Children's Online Privacy Protection Rule (COPPA) is a federal law that was enacted by Congress in 1998. It is meant to ensure the online safety and privacy of kids below 13 years. It gives parental control over the information that their under-13 kids can provide to online marketers and other web operators. The Federal Trade Commission, which is America’s consumer protection agency, enforces the COPPA Rule.
Before determining whether COPPA compliance applies to you or not, you should first ask whether your website collects information from under-13 years. COPPA does not apply to everybody who operates a website or an online service. The regulation only applies to website operators who collect the personal information of kids below 13 years.
Likewise, COPPA compliance requirements apply to websites or online services that are directed to kids aged below 13 years and also allow third-parties and service providers to collect information from the kids. Sites that target a general audience, but still collect the personal information of under-13 users, also need to be COPPA-compliant. If a company runs an ad plugin or ad network and collects data from under-13 users, it must adhere to COPPA compliance requirements.
One of the most critical COPPA compliance requirements states that web operators must give “direct notice” to parents about their information collection practices. If the operators make any changes to their traditions, they should duly send an updated notice to parents. Besides being easy to read, the notice served to parents shouldn’t include any confusing or unrelated information.
The notice should inform parents/guardians about collecting their contact information from their under-13 kids to seek their consent. It should also tell them about the intention to collect, use, or disclose personal information from their kids, and that their consent is needed for the web operators to proceed.
COPPA compliance requirements empower parents and guardians to have the final say about information that website operators collect from their under-13 kids. Therefore, online marketers and website operators must seek verifiable parental consent from parents/guardians before collecting data from their kids. Failure to do this puts them at the risk of fines and penalties.

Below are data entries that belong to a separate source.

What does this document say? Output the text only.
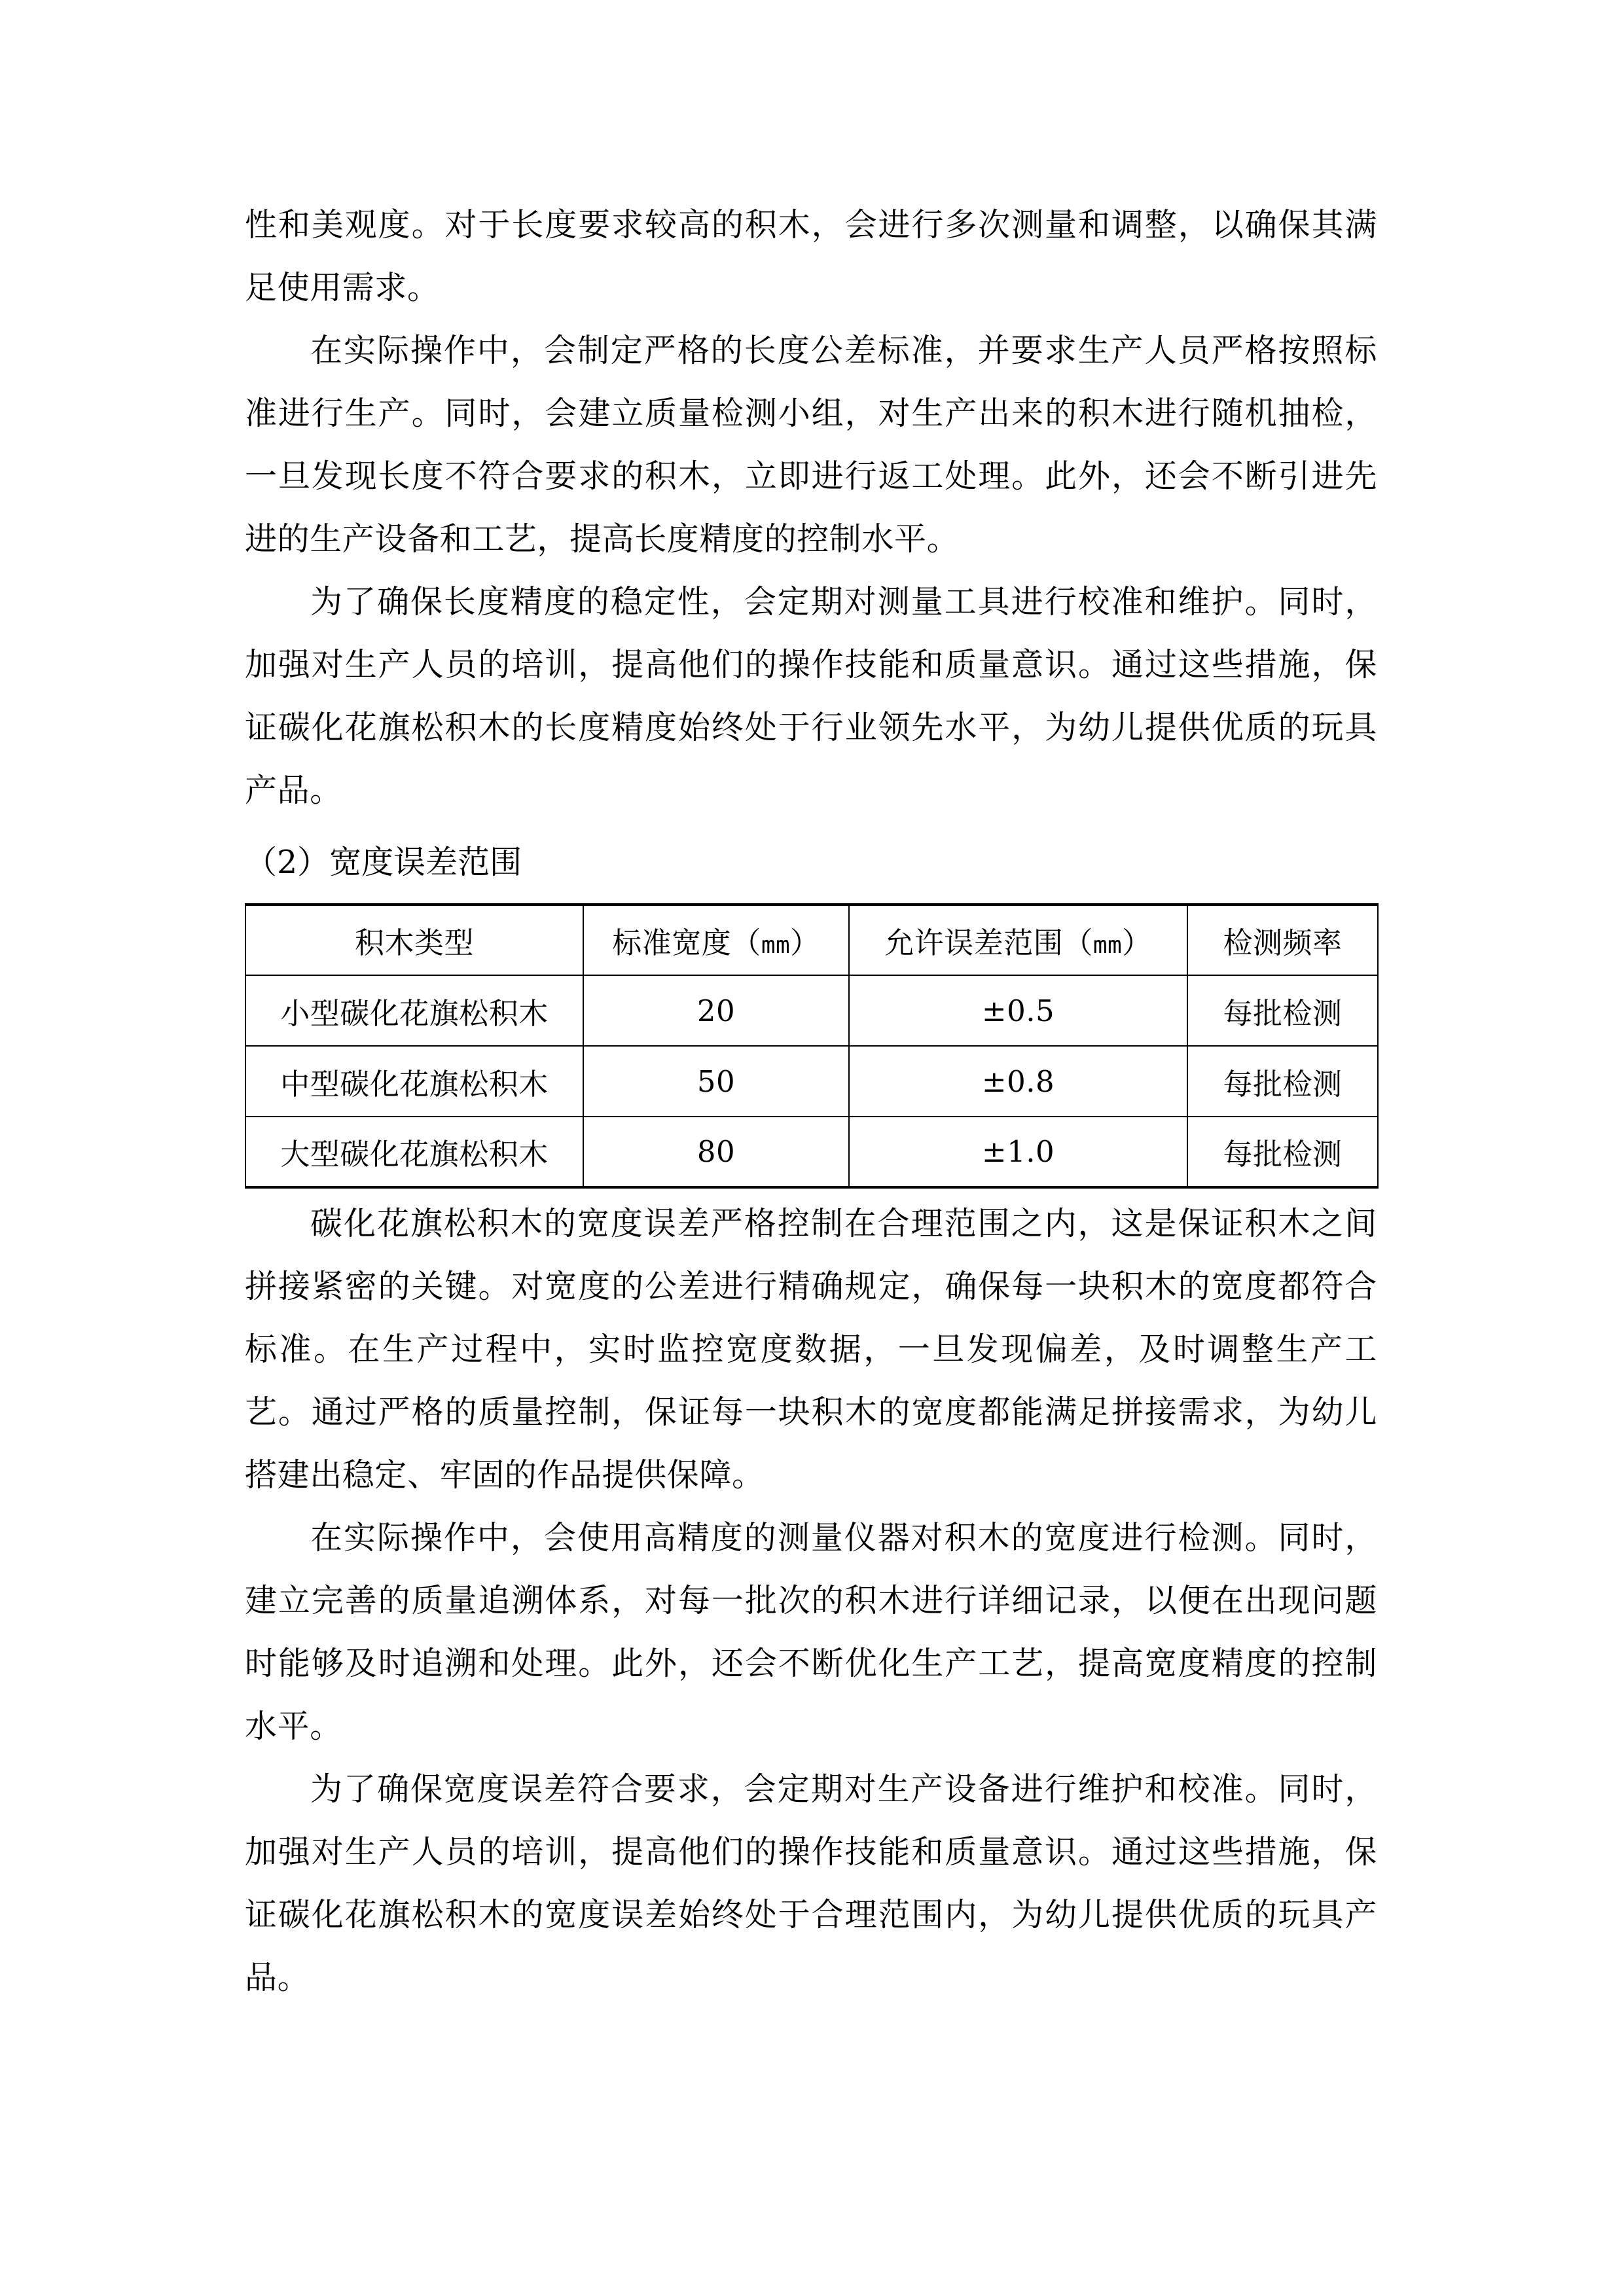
性和美观度。对于长度要求较高的积木，会进行多次测量和调整，以确保其满足使用需求。

在实际操作中，会制定严格的长度公差标准，并要求生产人员严格按照标准进行生产。同时，会建立质量检测小组，对生产出来的积木进行随机抽检，一旦发现长度不符合要求的积木，立即进行返工处理。此外，还会不断引进先进的生产设备和工艺，提高长度精度的控制水平。

为了确保长度精度的稳定性，会定期对测量工具进行校准和维护。同时，加强对生产人员的培训，提高他们的操作技能和质量意识。通过这些措施，保证碳化花旗松积木的长度精度始终处于行业领先水平，为幼儿提供优质的玩具产品。

（2）宽度误差范围

积木类型	标准宽度（mm）	允许误差范围（mm）	检测频率
小型碳化花旗松积木	20	±0.5	每批检测
中型碳化花旗松积木	50	±0.8	每批检测
大型碳化花旗松积木	80	±1.0	每批检测

碳化花旗松积木的宽度误差严格控制在合理范围之内，这是保证积木之间拼接紧密的关键。对宽度的公差进行精确规定，确保每一块积木的宽度都符合标准。在生产过程中，实时监控宽度数据，一旦发现偏差，及时调整生产工艺。通过严格的质量控制，保证每一块积木的宽度都能满足拼接需求，为幼儿搭建出稳定、牢固的作品提供保障。

在实际操作中，会使用高精度的测量仪器对积木的宽度进行检测。同时，建立完善的质量追溯体系，对每一批次的积木进行详细记录，以便在出现问题时能够及时追溯和处理。此外，还会不断优化生产工艺，提高宽度精度的控制水平。

为了确保宽度误差符合要求，会定期对生产设备进行维护和校准。同时，加强对生产人员的培训，提高他们的操作技能和质量意识。通过这些措施，保证碳化花旗松积木的宽度误差始终处于合理范围内，为幼儿提供优质的玩具产品。
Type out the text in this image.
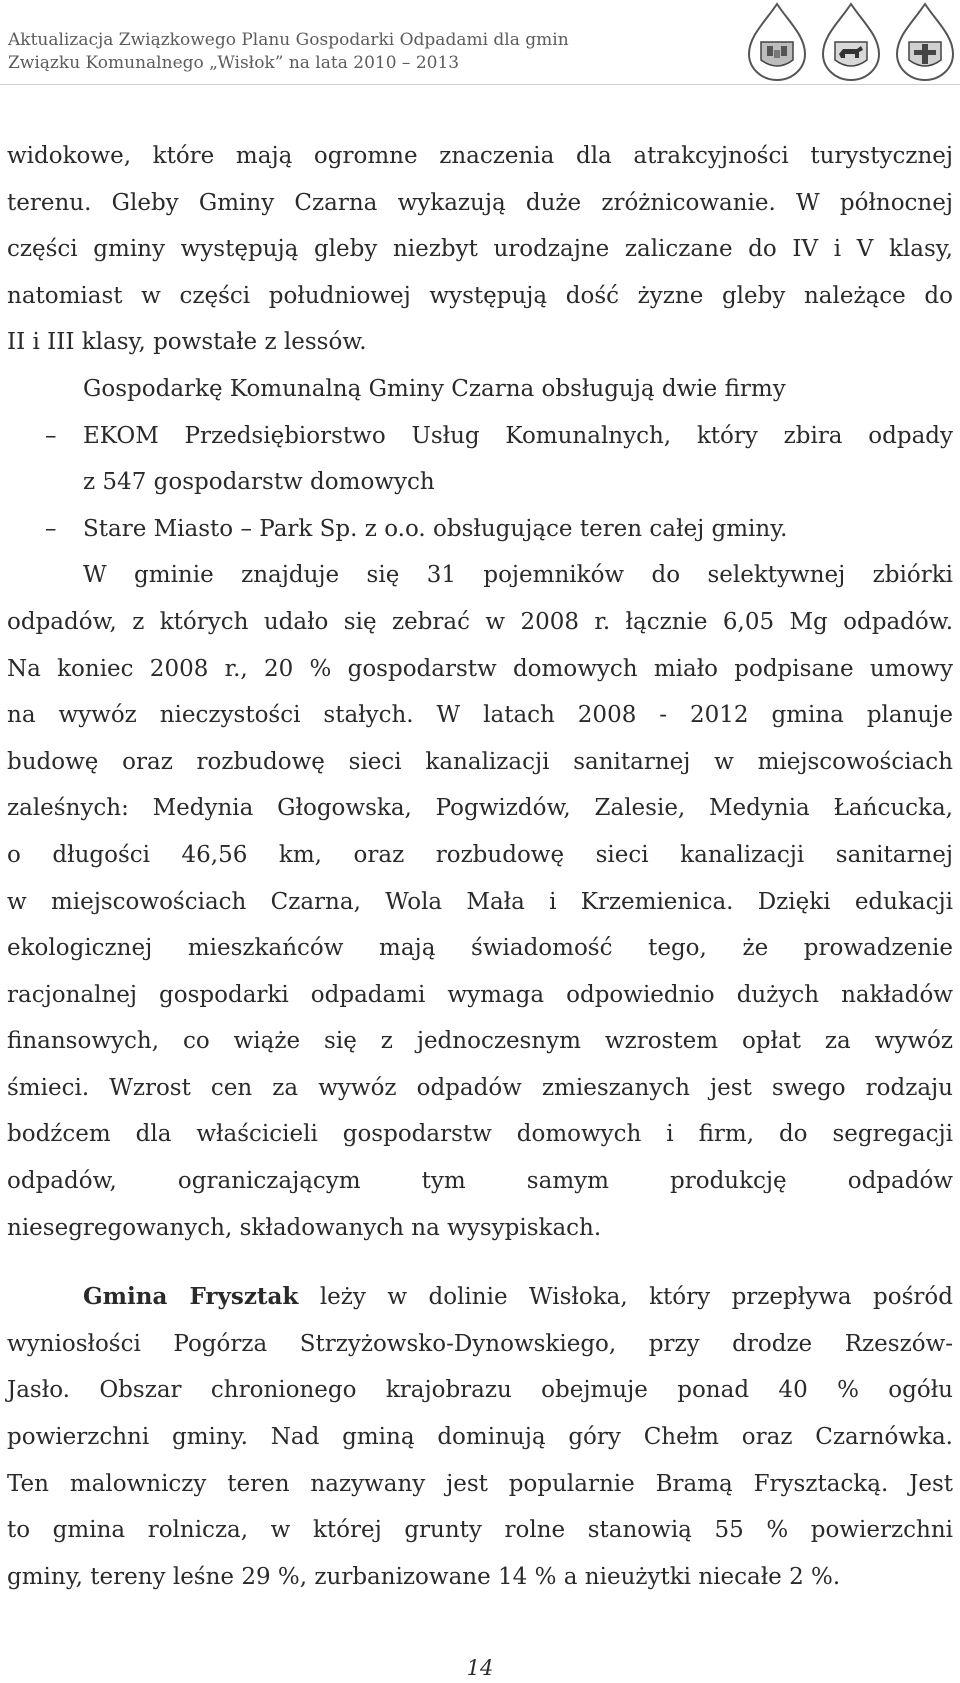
Aktualizacja Związkowego Planu Gospodarki Odpadami dla gmin
Związku Komunalnego „Wisłok” na lata 2010 – 2013
widokowe, które mają ogromne znaczenia dla atrakcyjności turystycznej
terenu. Gleby Gminy Czarna wykazują duże zróżnicowanie. W północnej
części gminy występują gleby niezbyt urodzajne zaliczane do IV i V klasy,
natomiast w części południowej występują dość żyzne gleby należące do
II i III klasy, powstałe z lessów.
Gospodarkę Komunalną Gminy Czarna obsługują dwie firmy
– EKOM Przedsiębiorstwo Usług Komunalnych, który zbira odpady
z 547 gospodarstw domowych
– Stare Miasto – Park Sp. z o.o. obsługujące teren całej gminy.
W gminie znajduje się 31 pojemników do selektywnej zbiórki
odpadów, z których udało się zebrać w 2008 r. łącznie 6,05 Mg odpadów.
Na koniec 2008 r., 20 % gospodarstw domowych miało podpisane umowy
na wywóz nieczystości stałych. W latach 2008 - 2012 gmina planuje
budowę oraz rozbudowę sieci kanalizacji sanitarnej w miejscowościach
zaleśnych: Medynia Głogowska, Pogwizdów, Zalesie, Medynia Łańcucka,
o długości 46,56 km, oraz rozbudowę sieci kanalizacji sanitarnej
w miejscowościach Czarna, Wola Mała i Krzemienica. Dzięki edukacji
ekologicznej mieszkańców mają świadomość tego, że prowadzenie
racjonalnej gospodarki odpadami wymaga odpowiednio dużych nakładów
finansowych, co wiąże się z jednoczesnym wzrostem opłat za wywóz
śmieci. Wzrost cen za wywóz odpadów zmieszanych jest swego rodzaju
bodźcem dla właścicieli gospodarstw domowych i firm, do segregacji
odpadów, ograniczającym tym samym produkcję odpadów
niesegregowanych, składowanych na wysypiskach.
Gmina Frysztak leży w dolinie Wisłoka, który przepływa pośród
wyniosłości Pogórza Strzyżowsko-Dynowskiego, przy drodze Rzeszów-
Jasło. Obszar chronionego krajobrazu obejmuje ponad 40 % ogółu
powierzchni gminy. Nad gminą dominują góry Chełm oraz Czarnówka.
Ten malowniczy teren nazywany jest popularnie Bramą Frysztacką. Jest
to gmina rolnicza, w której grunty rolne stanowią 55 % powierzchni
gminy, tereny leśne 29 %, zurbanizowane 14 % a nieużytki niecałe 2 %.
14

Even after acquiring verifiable parental consent, web operators should allow parents to review their kids’ personal information. If directed, they should be ready to delete whatever information they might have collected. Parents can also refuse to allow the collection of more information or further use of the minors’ data.
However, CIPA compliance requirements also highlight some limited exceptions to the verifiable parental consent guideline. If a web operator is responding directly to an under-13 user’s one-time request, no consent is required. Besides, consent can get disregarded if the operator is trying to protect a child’s safety.
Every time web operators communicate with parents about the personal information collected from their kids, they should verify that they are indeed dealing with parents. Under COPPA compliance requirements, web operators can terminate services rendered to an under-13 user if his/her parent revokes consent.
COPPA requires web operators to implement reasonable procedures for protecting the integrity, confidentiality, and security of the data that they collect from under-13 users. To achieve this, operators ought to minimize what they collect.
Besides, web operators should only release data to third party operators who can maintain its security, integrity, and confidentiality. Website operators also need to only hold onto collected information for a reasonable period. Once the data is no longer needed, they should get rid of it securely, because, at that point, they won’t have a legitimate reason for having it.